UNLABELLED: Inhalation of hypertonic saline during sputum induction causes bronchoconstriction. We studied the validity and safety of sputum induction by uridine 5'-triphosphate (UTP). Sputum was induced by a 5-min inhalation of hypertonic saline (3%) on Day 1 and UTP (5 mg/ml in 0.9% saline) on Days 8 and 15 in 16 healthy subjects and 16 patients with mild-to-moderate asthma. Inhaled UTP produced twofold greater amounts of sputum than did hypertonic saline. There were significant differences in oxygen desaturation and bronchoconstriction during the procedure between the two methods: the maximal fall in Sa(O(2)), the AUC of the Sa(O(2))-time response, and the fall in PEF were less in the subjects who received UTP than in those who received hypertonic saline. Sputum total cell and differential cell counts, with a high proportion of eosinophils in asthmatics, were similar between specimens obtained by hypertonic saline and UTP. When we compared two consecutive measurements on the UTP-induced sputum samples, the reproducibility calculated by the intraclass correlation coefficient was high for the proportion of eosinophils, neutrophils, and macrophages. Therefore, inhalation of UTP aerosols may provide an effective, relatively noninvasive, valid, and reproducible method of sputum induction for the assessment of airway inflammation in asthma. KEYWORDS: uridine triphosphate; induced sputum; airway inflammation; bronchoconstriction; asthma

Acute safety and effects on mucociliary clearance of aerosolized uridine 5'-triphosphate +/- amiloride in normal human adults.
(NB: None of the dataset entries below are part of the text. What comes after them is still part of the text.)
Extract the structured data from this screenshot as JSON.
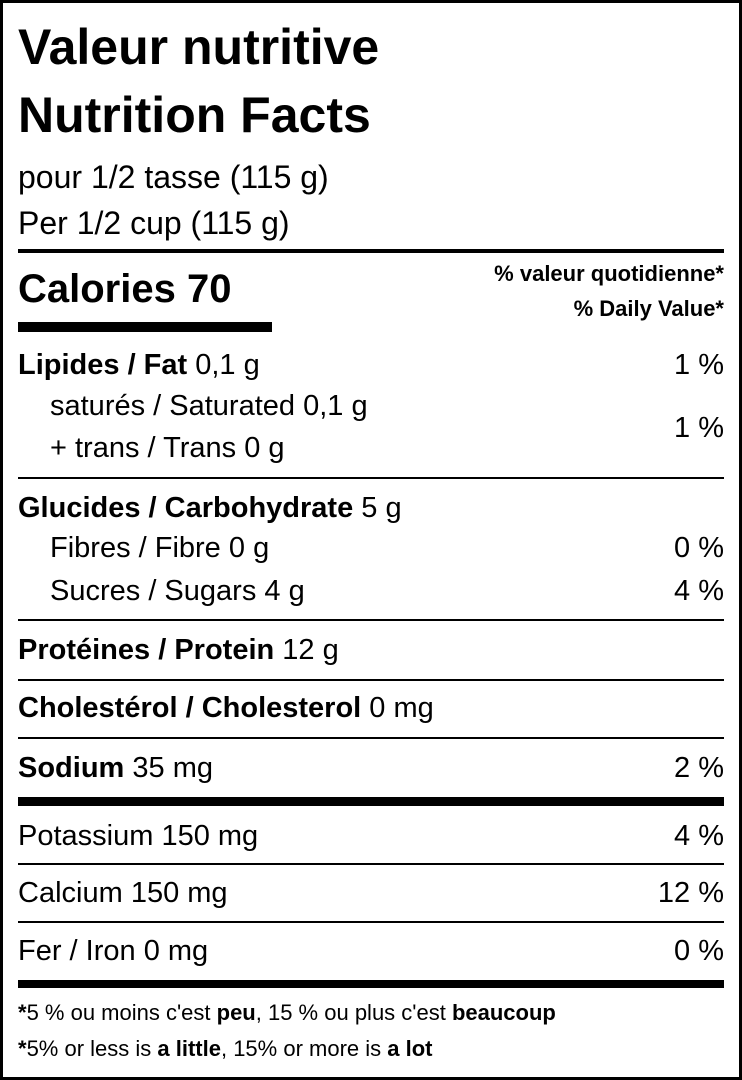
{
  "title_fr": "Valeur nutritive",
  "title_en": "Nutrition Facts",
  "serving_fr": "pour 1/2 tasse (115 g)",
  "serving_en": "Per 1/2 cup (115 g)",
  "calories": {
    "label": "Calories",
    "value": "70"
  },
  "dv_header_fr": "% valeur quotidienne*",
  "dv_header_en": "% Daily Value*",
  "nutrients": {
    "fat": {
      "label": "Lipides / Fat",
      "amount": "0,1 g",
      "dv": "1 %"
    },
    "saturated": {
      "label": "saturés / Saturated",
      "amount": "0,1 g"
    },
    "trans": {
      "label": "+ trans / Trans",
      "amount": "0 g",
      "dv": "1 %"
    },
    "carb": {
      "label": "Glucides / Carbohydrate",
      "amount": "5 g"
    },
    "fibre": {
      "label": "Fibres / Fibre",
      "amount": "0 g",
      "dv": "0 %"
    },
    "sugars": {
      "label": "Sucres / Sugars",
      "amount": "4 g",
      "dv": "4 %"
    },
    "protein": {
      "label": "Protéines / Protein",
      "amount": "12 g"
    },
    "cholesterol": {
      "label": "Cholestérol / Cholesterol",
      "amount": "0 mg"
    },
    "sodium": {
      "label": "Sodium",
      "amount": "35 mg",
      "dv": "2 %"
    },
    "potassium": {
      "label": "Potassium",
      "amount": "150 mg",
      "dv": "4 %"
    },
    "calcium": {
      "label": "Calcium",
      "amount": "150 mg",
      "dv": "12 %"
    },
    "iron": {
      "label": "Fer / Iron",
      "amount": "0 mg",
      "dv": "0 %"
    }
  },
  "footnote_fr": {
    "star": "*",
    "a": "5 % ou moins c'est ",
    "b": "peu",
    "c": ", 15 % ou plus c'est ",
    "d": "beaucoup"
  },
  "footnote_en": {
    "star": "*",
    "a": "5% or less is ",
    "b": "a little",
    "c": ", 15% or more is ",
    "d": "a lot"
  }
}
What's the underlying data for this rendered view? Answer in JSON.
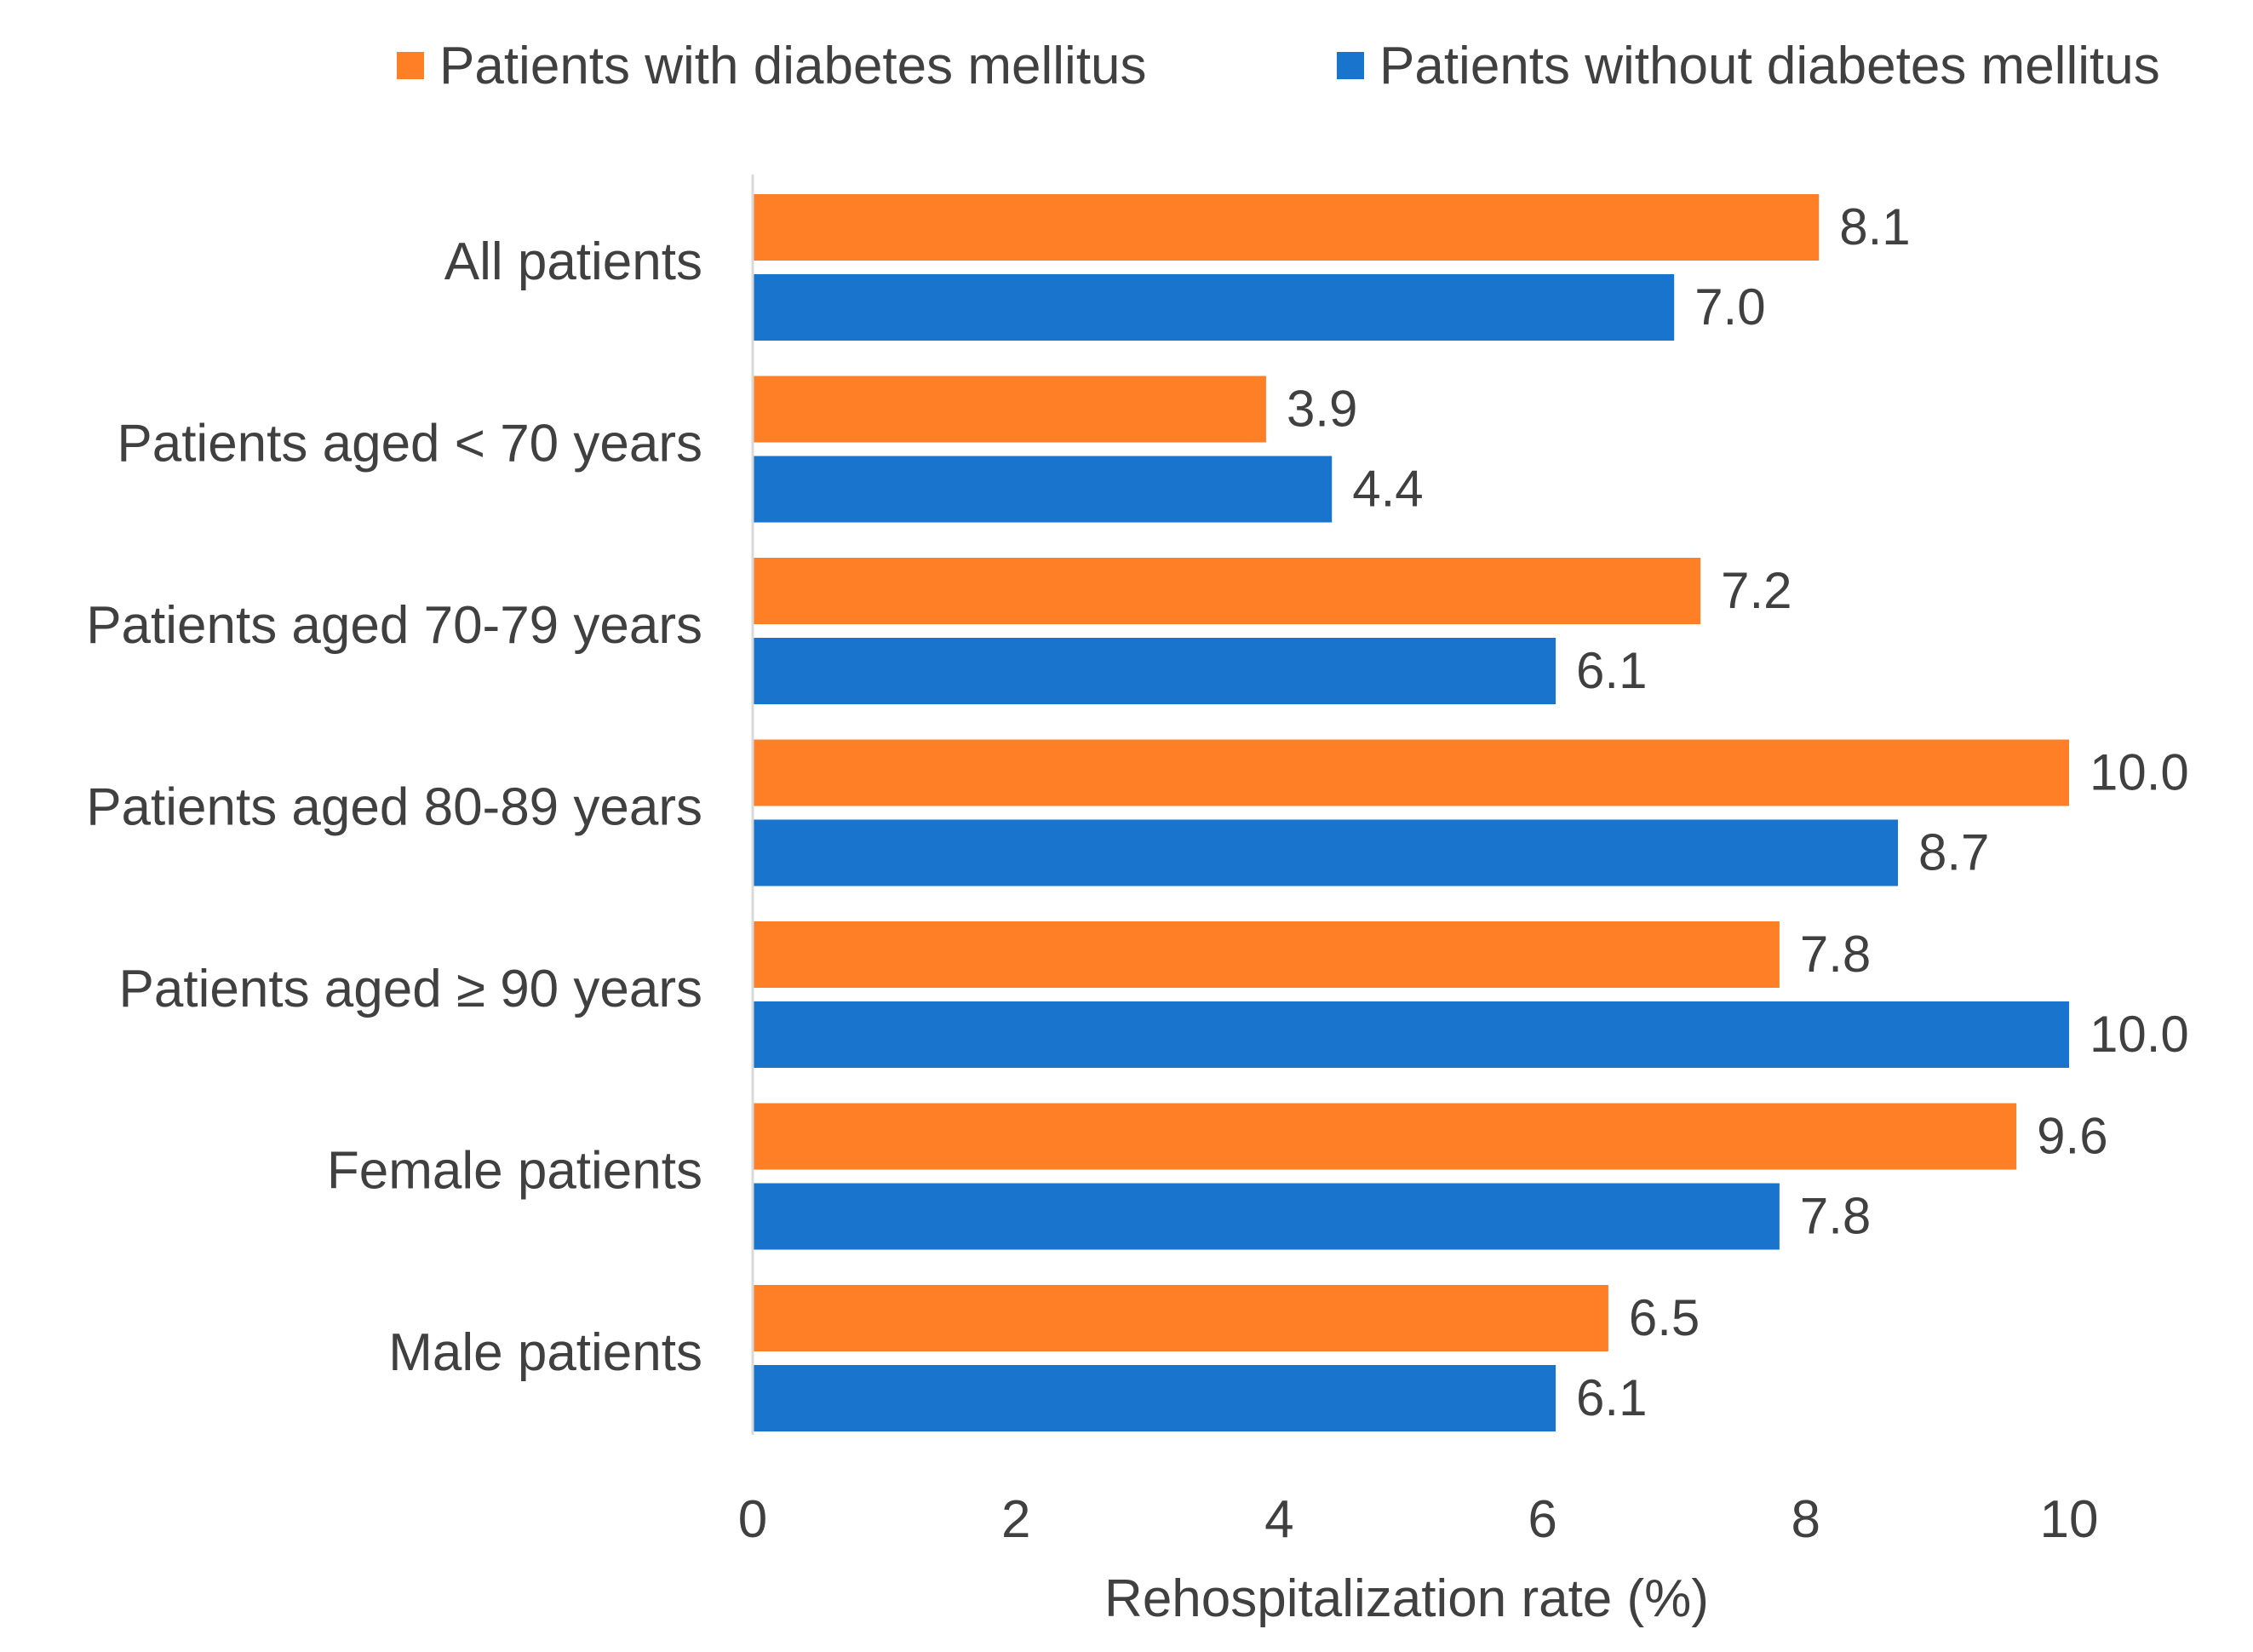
{
  "chart_data": {
    "type": "bar",
    "orientation": "horizontal",
    "title": "",
    "xlabel": "Rehospitalization rate (%)",
    "ylabel": "",
    "xlim": [
      0,
      10
    ],
    "xticks": [
      0,
      2,
      4,
      6,
      8,
      10
    ],
    "grid": false,
    "legend_position": "top",
    "categories": [
      "All patients",
      "Patients aged < 70 years",
      "Patients aged 70-79 years",
      "Patients aged 80-89 years",
      "Patients aged ≥ 90 years",
      "Female patients",
      "Male patients"
    ],
    "series": [
      {
        "name": "Patients with diabetes mellitus",
        "color": "#FF7F27",
        "values": [
          8.1,
          3.9,
          7.2,
          10.0,
          7.8,
          9.6,
          6.5
        ],
        "labels": [
          "8.1",
          "3.9",
          "7.2",
          "10.0",
          "7.8",
          "9.6",
          "6.5"
        ]
      },
      {
        "name": "Patients without diabetes mellitus",
        "color": "#1874CD",
        "values": [
          7.0,
          4.4,
          6.1,
          8.7,
          10.0,
          7.8,
          6.1
        ],
        "labels": [
          "7.0",
          "4.4",
          "6.1",
          "8.7",
          "10.0",
          "7.8",
          "6.1"
        ]
      }
    ]
  }
}
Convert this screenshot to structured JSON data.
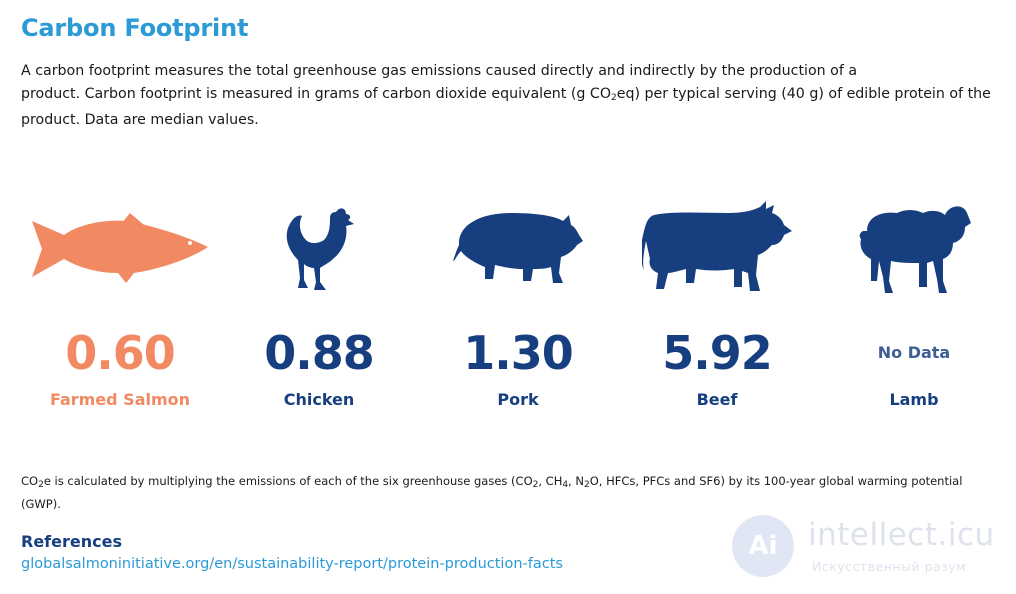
{
  "title": "Carbon Footprint",
  "intro": {
    "line1": "A carbon footprint measures the total greenhouse gas emissions caused directly and indirectly by the production of a",
    "line2a": "product. Carbon footprint is measured in grams of carbon dioxide equivalent (g CO",
    "line2_sub": "2",
    "line2b": "eq) per typical serving (40 g) of edible protein of the",
    "line3": "product. Data are median values."
  },
  "colors": {
    "title": "#2b9ad6",
    "navy": "#173f80",
    "salmon": "#f18a62"
  },
  "items": [
    {
      "icon": "salmon-icon",
      "value": "0.60",
      "label": "Farmed Salmon"
    },
    {
      "icon": "chicken-icon",
      "value": "0.88",
      "label": "Chicken"
    },
    {
      "icon": "pig-icon",
      "value": "1.30",
      "label": "Pork"
    },
    {
      "icon": "cow-icon",
      "value": "5.92",
      "label": "Beef"
    },
    {
      "icon": "sheep-icon",
      "value": "No Data",
      "label": "Lamb"
    }
  ],
  "footnote": {
    "t1": "CO",
    "s1": "2",
    "t2": "e is calculated by multiplying the emissions of each of the six greenhouse gases (CO",
    "s2": "2",
    "t3": ", CH",
    "s3": "4",
    "t4": ", N",
    "s4": "2",
    "t5": "O, HFCs, PFCs and SF6) by its 100-year global warming potential (GWP)."
  },
  "references": {
    "heading": "References",
    "link": "globalsalmoninitiative.org/en/sustainability-report/protein-production-facts"
  },
  "watermark": {
    "logo": "Ai",
    "name": "intellect.icu",
    "tagline": "Искусственный разум"
  }
}
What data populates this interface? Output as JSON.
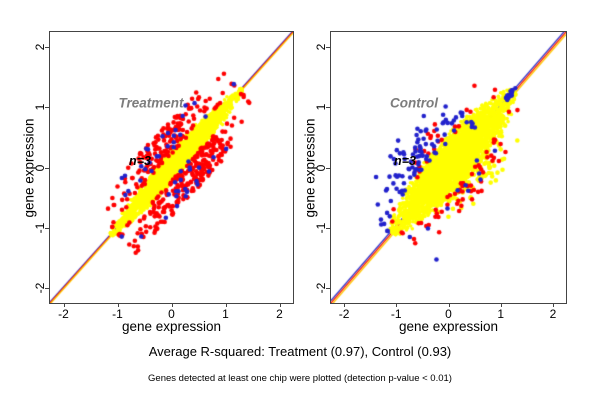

Impaired mucociliary clearance contributes to the pathophysiology of several airways diseases including cystic fibrosis, asthma, and chronic bronchitis. Extracellular triphosphate nucleotides (adenosine 5'-triphosphate [ATP], uridine 5'-triphosphate [UTP]) activate several components of the mucociliary escalator, suggesting they may have potential as therapeutic agents for airways diseases. We conducted initial (Phase I) studies of acute safety and efficacy of aerosolized UTP alone and in combination with aerosolized amiloride, the sodium channel blocker, in normal human volunteers. Safety was assessed by measurement of pulmonary function. Neither UTP alone nor in combination with amiloride caused any clinically significant adverse effects on airway mechanics, (subdivisions of) lung volumes, or gas exchange. Acute efficacy of UTP and amiloride alone and in combination, was assessed by measuring changes in the clearance of inhaled radiolabeled particles. A 2.5-fold increase in mucociliary clearance was seen in response to UTP alone and in combination with amiloride. We conclude that aerosolized UTP +/- amiloride clearly enhances mucociliary clearance without acute adverse effects in normal adults, and may have therapeutic potential to enhance airways clearance in diseases characterized by retained airways secretions.